Carson Eckhart, Lynchburg district planner for the Virginia Department of Transportation, said SmartScale is the Commonwealth’s primary even‑year competitive program and evaluates project applications across six factors: safety, congestion, accessibility, land use, environment and economic development. VDOT assigns geographic typologies; Pittsylvania County (Danville MPO) is categorized as a district (category D) that places more emphasis on safety and economic development. Eckhart said SmartScale will open a pre‑application phase in March 2026 with final scores released in January 2027.
Eckhart pointed to recently approved projects from prior cycles and county applications: a traffic signal on Franklin Turnpike at Orphanage Road (ranked first in the district in the last round), a turn‑lane improvement at U.S. 29 and Spring Garden Road (estimated in the low millions), and an application for federal Safe Streets implementation funding for centerline rumble strips and wide edge lines on Mount Cross and Kentuck Roads (a $375,000 application for which the county committed a $75,000 match).
Eckhart summarized best practices learned from the last SmartScale round, including stronger coordination among stakeholders, prioritizing a small set of high‑quality applications and leveraging local funds to improve project scores. He also explained TAP (20% local match and multimodal focus, project cap roughly $2.5 million) and revenue sharing (50% match, used for paving, rural additions and maintenance projects) and said TAP and revenue sharing operate on odd‑year cycles while SmartScale is even‑year.

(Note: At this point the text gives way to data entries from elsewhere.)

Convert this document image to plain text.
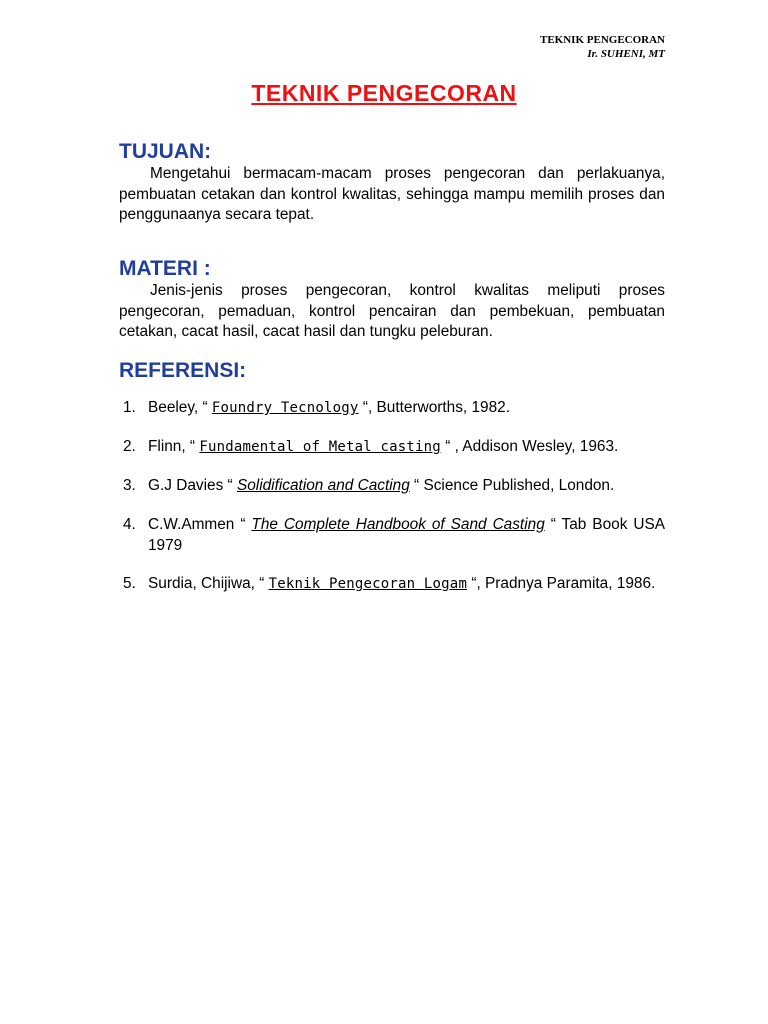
TEKNIK PENGECORAN
Ir. SUHENI, MT
TEKNIK PENGECORAN
TUJUAN:

Mengetahui bermacam-macam proses pengecoran dan perlakuanya, pembuatan cetakan dan kontrol kwalitas, sehingga mampu memilih proses dan penggunaanya secara tepat.

MATERI :

Jenis-jenis proses pengecoran, kontrol kwalitas meliputi proses pengecoran, pemaduan, kontrol pencairan dan pembekuan, pembuatan cetakan, cacat hasil, cacat hasil dan tungku peleburan.

REFERENSI:
1. Beeley, “ Foundry Tecnology “, Butterworths, 1982.
2. Flinn, “ Fundamental of Metal casting “ , Addison Wesley, 1963.
3. G.J Davies “ Solidification and Cacting “ Science Published, London.
4. C.W.Ammen “ The Complete Handbook of Sand Casting “ Tab Book USA 1979
5. Surdia, Chijiwa, “ Teknik Pengecoran Logam “, Pradnya Paramita, 1986.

Supervisors raised concerns about long‑standing unaccepted roads and the county’s ability to bring them up to VDOT standards. VDOT staff and county staff described the rural addition program and revenue‑sharing as potential pathways but said funding is competitive and priority ranking affects the chance of funding.
Why it matters: The presentation framed near‑term funding windows and project priorities for Pittsylvania County. Upcoming SmartScale and other cycles will determine which transportation projects receive state and federal funding; VDOT and county staff urged early coordination and prioritization.